1. 4
    1. 3

      If the data structure is append-only, why is step 4 necessary?

      1. 2

        Good question. Here is a sequence of events that makes step 4 necessary. Let’s say there are two servers that want to coordinate and share their IP addresses. The first server comes online and unconditionally initializes/resets the data structure and adds it’s own IP address. Some time later the second server comes online and does the same thing. This means the second server wipes whatever the first server did and the first server needs to re-add its IP address. Without the loop we lose information.

        The issue is that there is no nice way to initialize the data structure without jumping through some extra hoops. Avoiding the loop requires additional checks for making initialization idempotent. It’s doable but slightly more complicated than just looping.

        1. 1

          What prevents the data structure from being reset by another server during step 5?

          1. 1

            The assumption is that each registrant knows there will be exactly N entries and this information is communicated out of band or ahead of time by whatever process is kickstarting the startup/bootstrapping process. So as soon as there are N entries we can be assured no resets will happen.

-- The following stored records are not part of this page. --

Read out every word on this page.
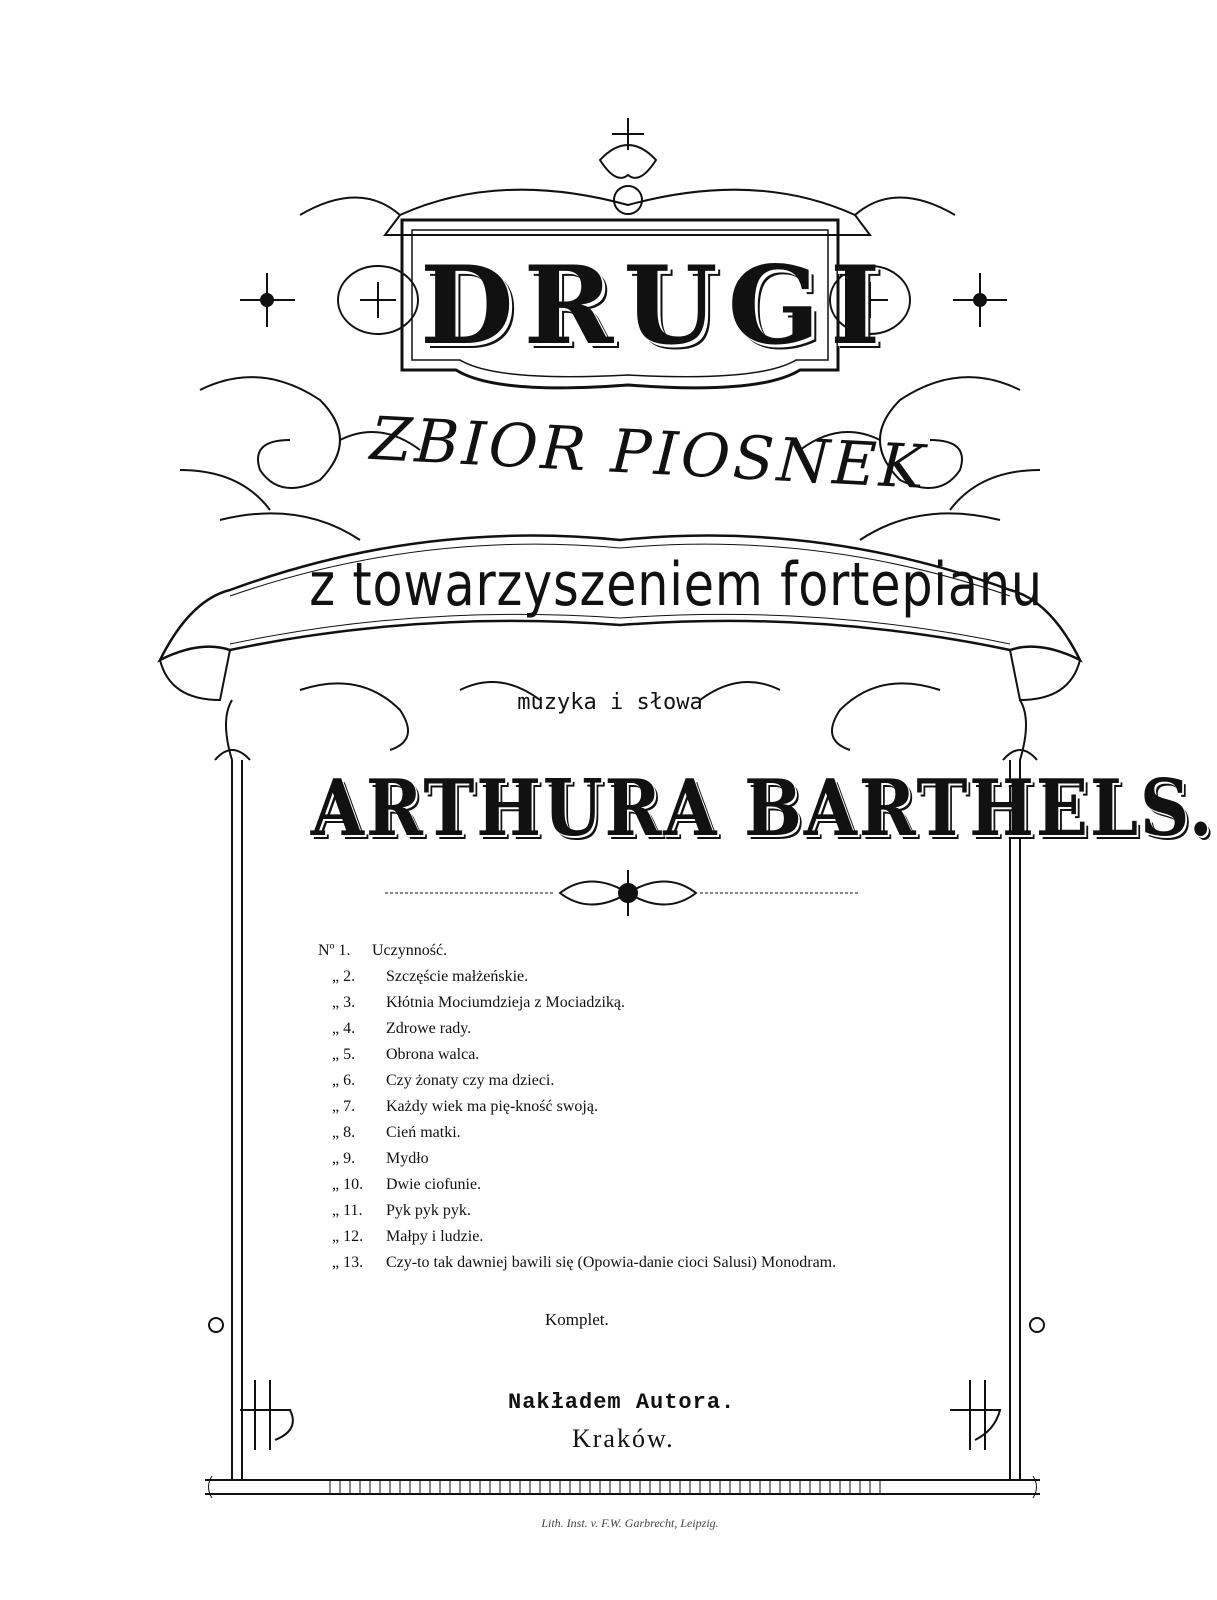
DRUGI
ZBIOR PIOSNEK
z towarzyszeniem fortepianu
muzyka i słowa
ARTHURA BARTHELS.
Nº 1. Uczynność.
„ 2. Szczęście małżeńskie.
„ 3. Kłótnia Mociumdzieja z Mociadziką.
„ 4. Zdrowe rady.
„ 5. Obrona walca.
„ 6. Czy żonaty czy ma dzieci.
„ 7. Każdy wiek ma pię-kność swoją.
„ 8. Cień matki.
„ 9. Mydło
„ 10. Dwie ciofunie.
„ 11. Pyk pyk pyk.
„ 12. Małpy i ludzie.
„ 13. Czy-to tak dawniej bawili się (Opowia-danie cioci Salusi) Monodram.
Komplet.
Nakładem Autora.
Kraków.
Lith. Inst. v. F.W. Garbrecht, Leipzig.
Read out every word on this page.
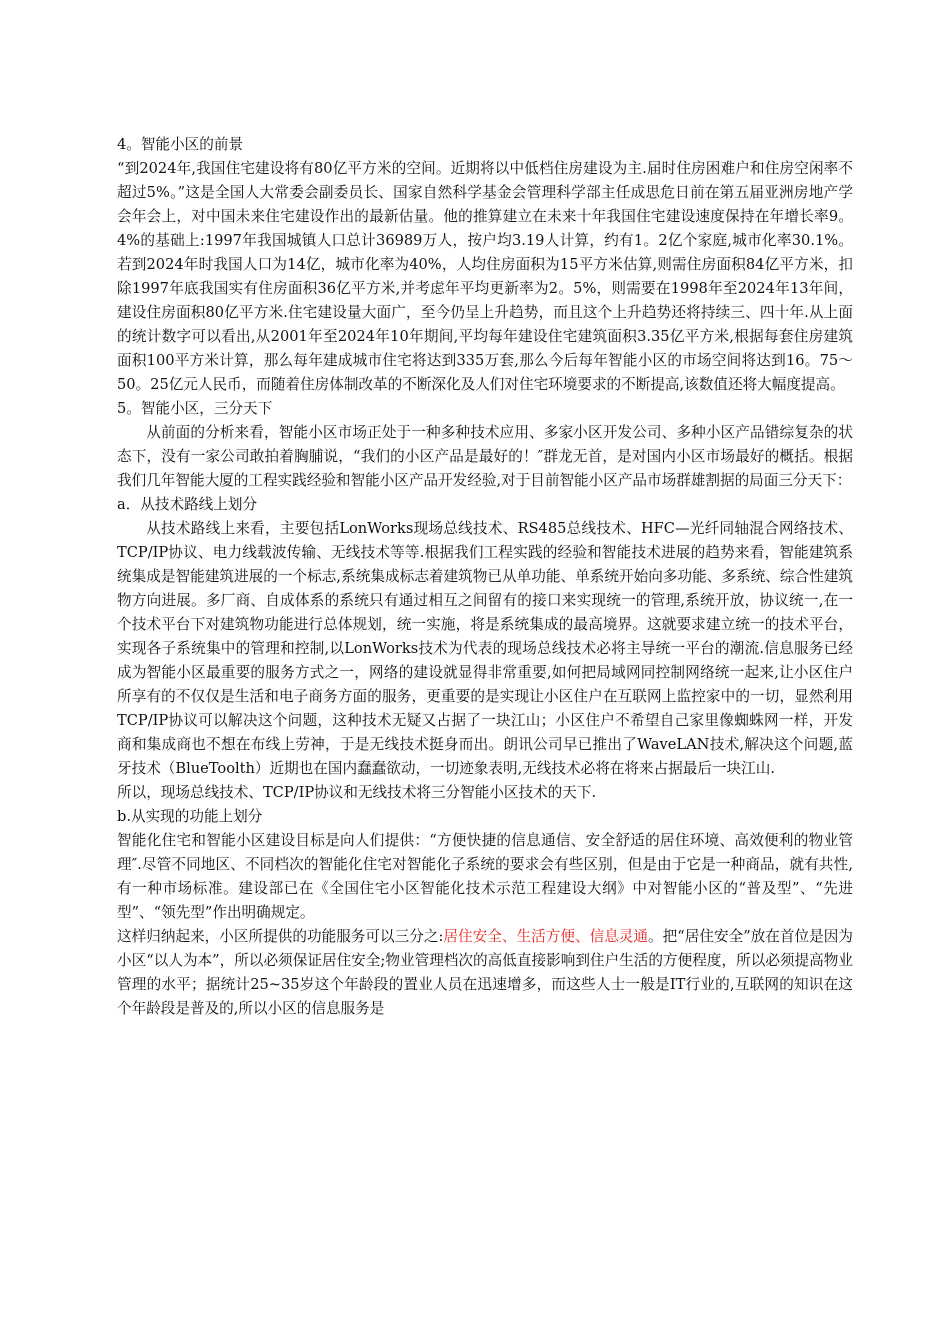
4。智能小区的前景

“到2024年,我国住宅建设将有80亿平方米的空间。近期将以中低档住房建设为主.届时住房困难户和住房空闲率不超过5%。”这是全国人大常委会副委员长、国家自然科学基金会管理科学部主任成思危日前在第五届亚洲房地产学会年会上，对中国未来住宅建设作出的最新估量。他的推算建立在未来十年我国住宅建设速度保持在年增长率9。4%的基础上:1997年我国城镇人口总计36989万人，按户均3.19人计算，约有1。2亿个家庭,城市化率30.1%。若到2024年时我国人口为14亿，城市化率为40%，人均住房面积为15平方米估算,则需住房面积84亿平方米，扣除1997年底我国实有住房面积36亿平方米,并考虑年平均更新率为2。5%，则需要在1998年至2024年13年间，建设住房面积80亿平方米.住宅建设量大面广，至今仍呈上升趋势，而且这个上升趋势还将持续三、四十年.从上面的统计数字可以看出,从2001年至2024年10年期间,平均每年建设住宅建筑面积3.35亿平方米,根据每套住房建筑面积100平方米计算，那么每年建成城市住宅将达到335万套,那么今后每年智能小区的市场空间将达到16。75～50。25亿元人民币，而随着住房体制改革的不断深化及人们对住宅环境要求的不断提高,该数值还将大幅度提高。

5。智能小区，三分天下

从前面的分析来看，智能小区市场正处于一种多种技术应用、多家小区开发公司、多种小区产品错综复杂的状态下，没有一家公司敢拍着胸脯说，“我们的小区产品是最好的！″群龙无首，是对国内小区市场最好的概括。根据我们几年智能大厦的工程实践经验和智能小区产品开发经验,对于目前智能小区产品市场群雄割据的局面三分天下：

a．从技术路线上划分

从技术路线上来看，主要包括LonWorks现场总线技术、RS485总线技术、HFC—光纤同轴混合网络技术、TCP/IP协议、电力线载波传输、无线技术等等.根据我们工程实践的经验和智能技术进展的趋势来看，智能建筑系统集成是智能建筑进展的一个标志,系统集成标志着建筑物已从单功能、单系统开始向多功能、多系统、综合性建筑物方向进展。多厂商、自成体系的系统只有通过相互之间留有的接口来实现统一的管理,系统开放，协议统一,在一个技术平台下对建筑物功能进行总体规划，统一实施，将是系统集成的最高境界。这就要求建立统一的技术平台，实现各子系统集中的管理和控制,以LonWorks技术为代表的现场总线技术必将主导统一平台的潮流.信息服务已经成为智能小区最重要的服务方式之一，网络的建设就显得非常重要,如何把局域网同控制网络统一起来,让小区住户所享有的不仅仅是生活和电子商务方面的服务，更重要的是实现让小区住户在互联网上监控家中的一切，显然利用TCP/IP协议可以解决这个问题，这种技术无疑又占据了一块江山；小区住户不希望自己家里像蜘蛛网一样，开发商和集成商也不想在布线上劳神，于是无线技术挺身而出。朗讯公司早已推出了WaveLAN技术,解决这个问题,蓝牙技术（BlueToolth）近期也在国内蠢蠢欲动，一切迹象表明,无线技术必将在将来占据最后一块江山.

所以，现场总线技术、TCP/IP协议和无线技术将三分智能小区技术的天下.

b.从实现的功能上划分

智能化住宅和智能小区建设目标是向人们提供：“方便快捷的信息通信、安全舒适的居住环境、高效便利的物业管理″.尽管不同地区、不同档次的智能化住宅对智能化子系统的要求会有些区别，但是由于它是一种商品，就有共性,有一种市场标准。建设部已在《全国住宅小区智能化技术示范工程建设大纲》中对智能小区的“普及型”、“先进型”、“领先型”作出明确规定。

这样归纳起来，小区所提供的功能服务可以三分之:居住安全、生活方便、信息灵通。把“居住安全”放在首位是因为小区“以人为本”，所以必须保证居住安全;物业管理档次的高低直接影响到住户生活的方便程度，所以必须提高物业管理的水平；据统计25~35岁这个年龄段的置业人员在迅速增多，而这些人士一般是IT行业的,互联网的知识在这个年龄段是普及的,所以小区的信息服务是
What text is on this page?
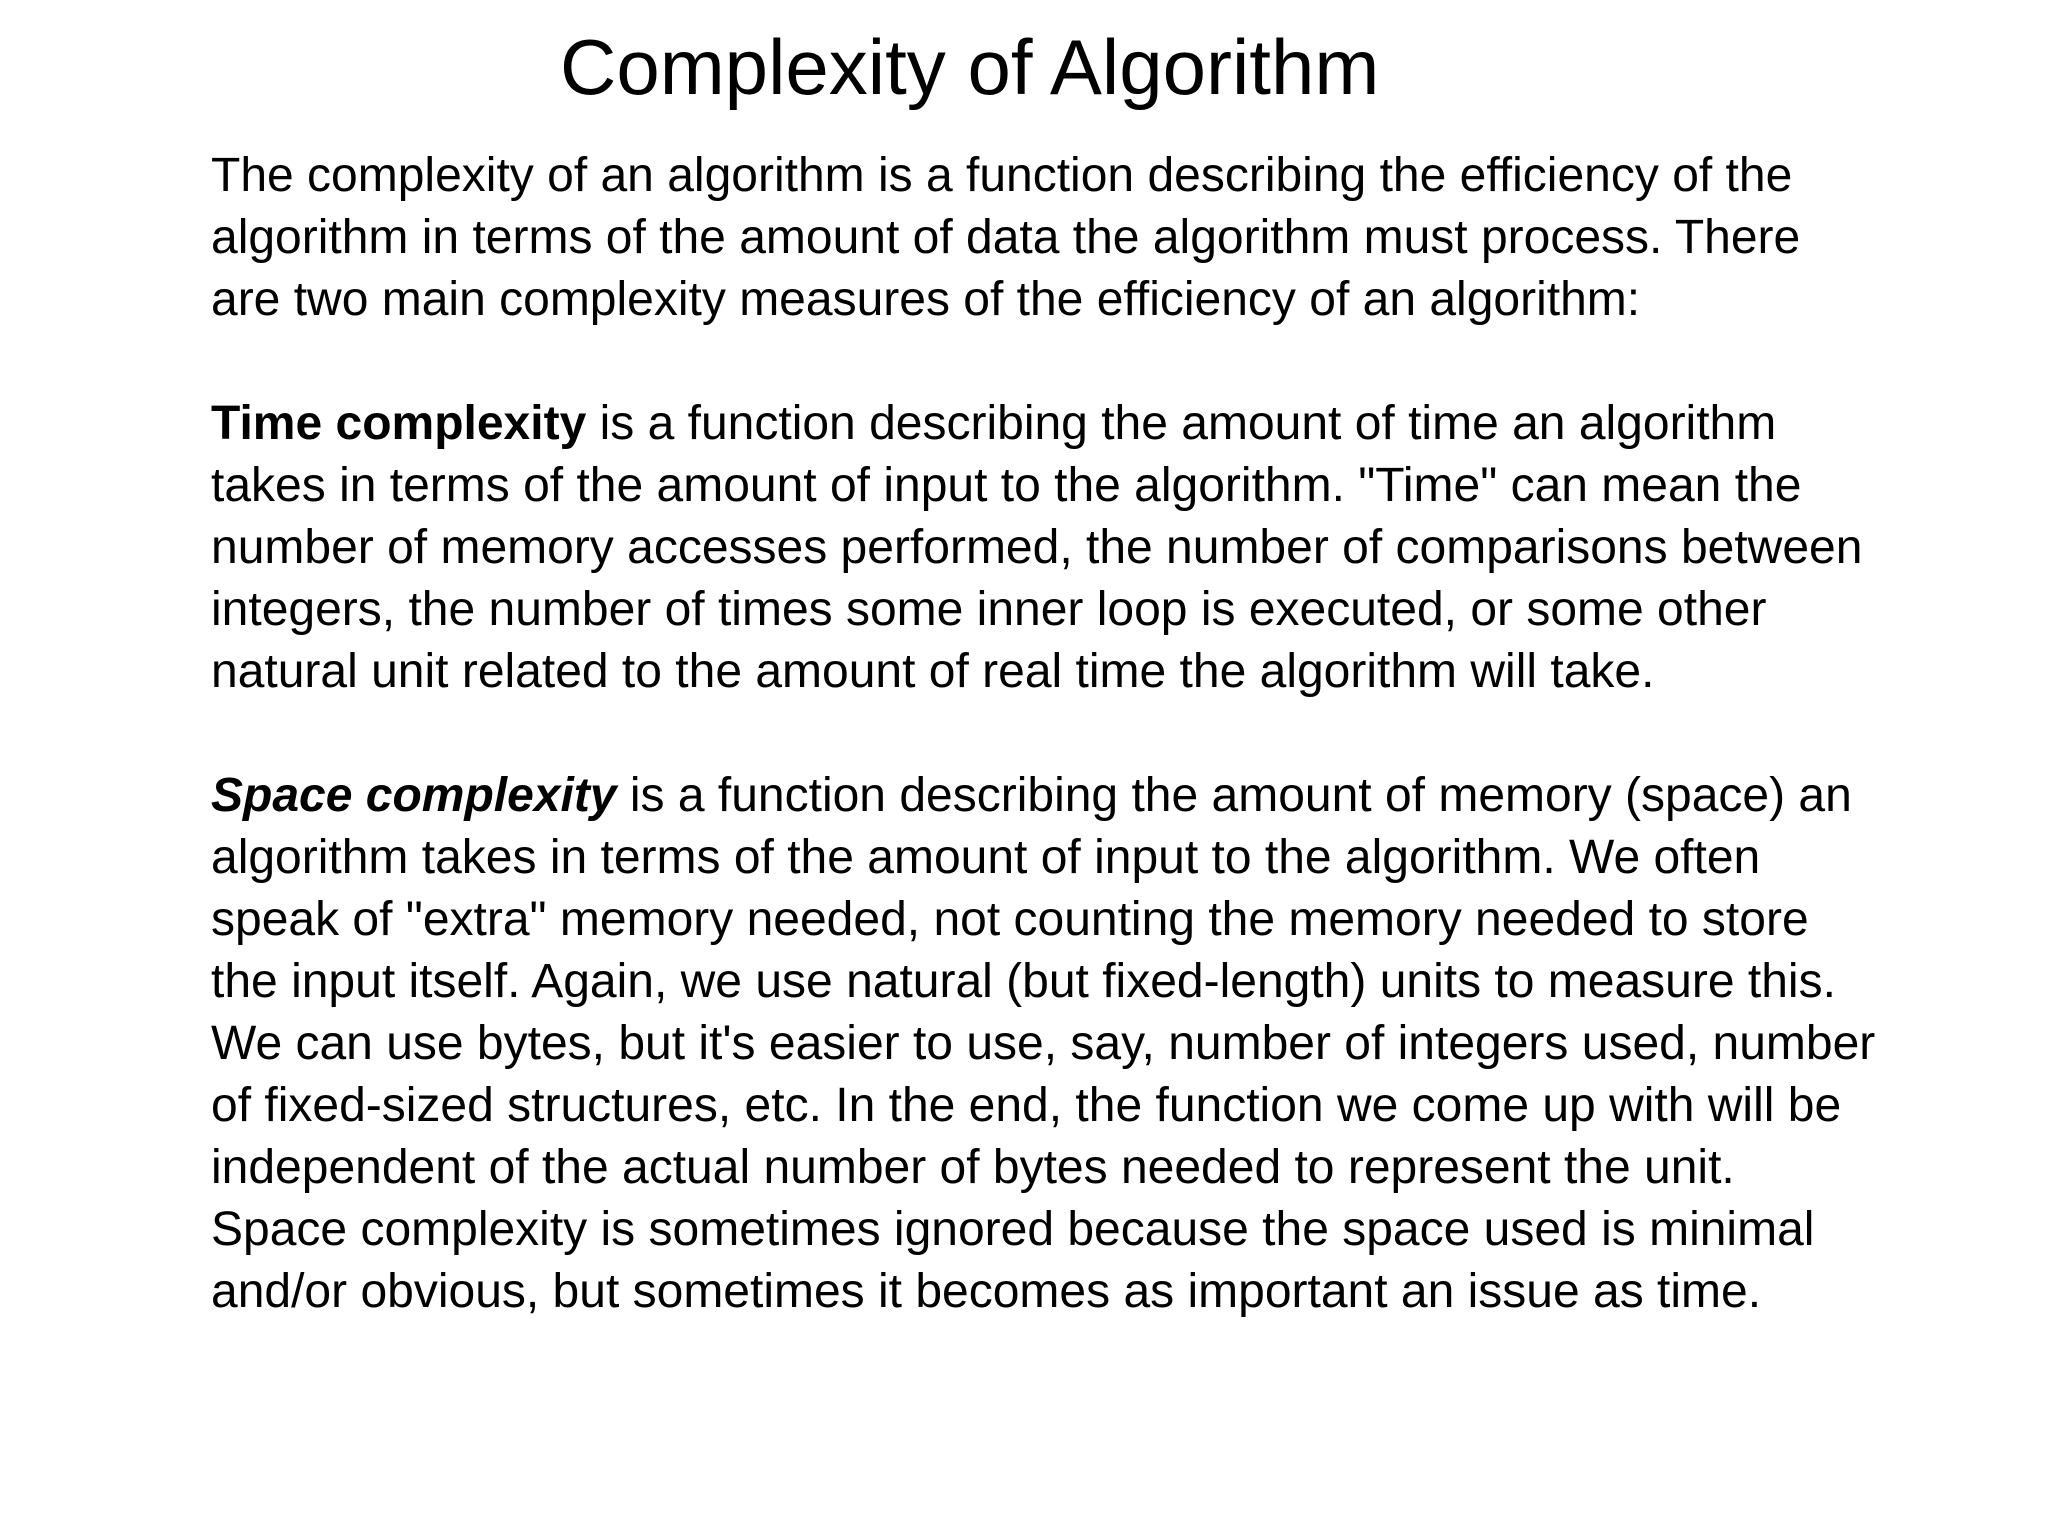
Complexity of Algorithm
The complexity of an algorithm is a function describing the efficiency of the
algorithm in terms of the amount of data the algorithm must process. There
are two main complexity measures of the efficiency of an algorithm:
Time complexity is a function describing the amount of time an algorithm
takes in terms of the amount of input to the algorithm. "Time" can mean the
number of memory accesses performed, the number of comparisons between
integers, the number of times some inner loop is executed, or some other
natural unit related to the amount of real time the algorithm will take.
Space complexity is a function describing the amount of memory (space) an
algorithm takes in terms of the amount of input to the algorithm. We often
speak of "extra" memory needed, not counting the memory needed to store
the input itself. Again, we use natural (but fixed-length) units to measure this.
We can use bytes, but it's easier to use, say, number of integers used, number
of fixed-sized structures, etc. In the end, the function we come up with will be
independent of the actual number of bytes needed to represent the unit.
Space complexity is sometimes ignored because the space used is minimal
and/or obvious, but sometimes it becomes as important an issue as time.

            If this is not the case then I don’t know how to guarantee progress because you either need timeouts or some other mechanism to proceed.

    2. 2

      Is it assuming registrants will not fail?

      Otherwise the hardcoded number of registrants could be a problem – say one of them fails and never starts, then the algorithm will not finish (this could be a feature rather than an issue of course, depending on use).

      Also, if registrants can fail, then for example imagine one registrant has just re-added its id as the final one then crashes before it continues, half the other registrants see the full size and continue doing rest of work, while the one registrant restarts and resets the data structure and the other half then loop on a half-full data structure.

      1. 2

        I use this in cloud-init scripts so restarts aren’t an issue because cloud-init scripts aren’t re-executed on restart so what happens in practice is that cluster formation fails.